Hoje utilizo eficazmente a linguagem como instrumento de aprendizagem, ou seja, sei como proceder para ter acesso, compreender e fazer uso de informações presentes nos textos. Por exemplo, o presente texto está sendo construído através da coordenação e encadeamento de algumas ideias próprias e outras provenientes de outros textos com os quais estou dialogando.
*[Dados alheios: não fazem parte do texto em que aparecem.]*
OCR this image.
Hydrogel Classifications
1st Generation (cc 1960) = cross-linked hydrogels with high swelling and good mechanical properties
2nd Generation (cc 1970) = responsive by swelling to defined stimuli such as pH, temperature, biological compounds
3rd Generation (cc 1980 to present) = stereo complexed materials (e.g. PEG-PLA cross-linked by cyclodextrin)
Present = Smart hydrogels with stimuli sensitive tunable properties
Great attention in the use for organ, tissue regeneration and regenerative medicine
As ideias com as quais dialogo aqui foram por mim acessadas, compreendidas e, agora, estou as utilizando.

Como estou expressando melhor meus sentimentos, experiências, ideias e opiniões, bem como tenho acolhido, interpretado e considerado os dos outros, contrapondo-os quando necessário, as minhas relações pessoais (incluindo casamento) tem melhorado sobremaneira.

Enfim, o usar os conhecimentos adquiridos por meio da prática de reflexão sobre a língua", tem me permitido expandir "as possibilidades de uso da linguagem e a capacidade de análise crítica", imprescindíveis para todo aquele/aquela que deseja ser crítico, criativo, livre e responsável.

Fico por aqui, deixando uma provocação para nós, professores e professoras: se como vimos acima, seis em cada dez estudantes apresentam dificuldades para ler e escrever, sendo considerados analfabetos funcionais, e se nós, docentes, já fomos estudantes, não seria razoável pensar que em média seis, de cada dez professores, teriam dificuldades para ler e escrever? 

Bem, seja qual for sua resposta, o certo é que, antes de buscarmos construir os saberes e competências necessários para ensinar no século XXI, como defendem grandes mestre da educação contemporânea, devemos, antes de mais nada, voltarmos ao século XX e aprendermos a ler e a escrever adequadamente.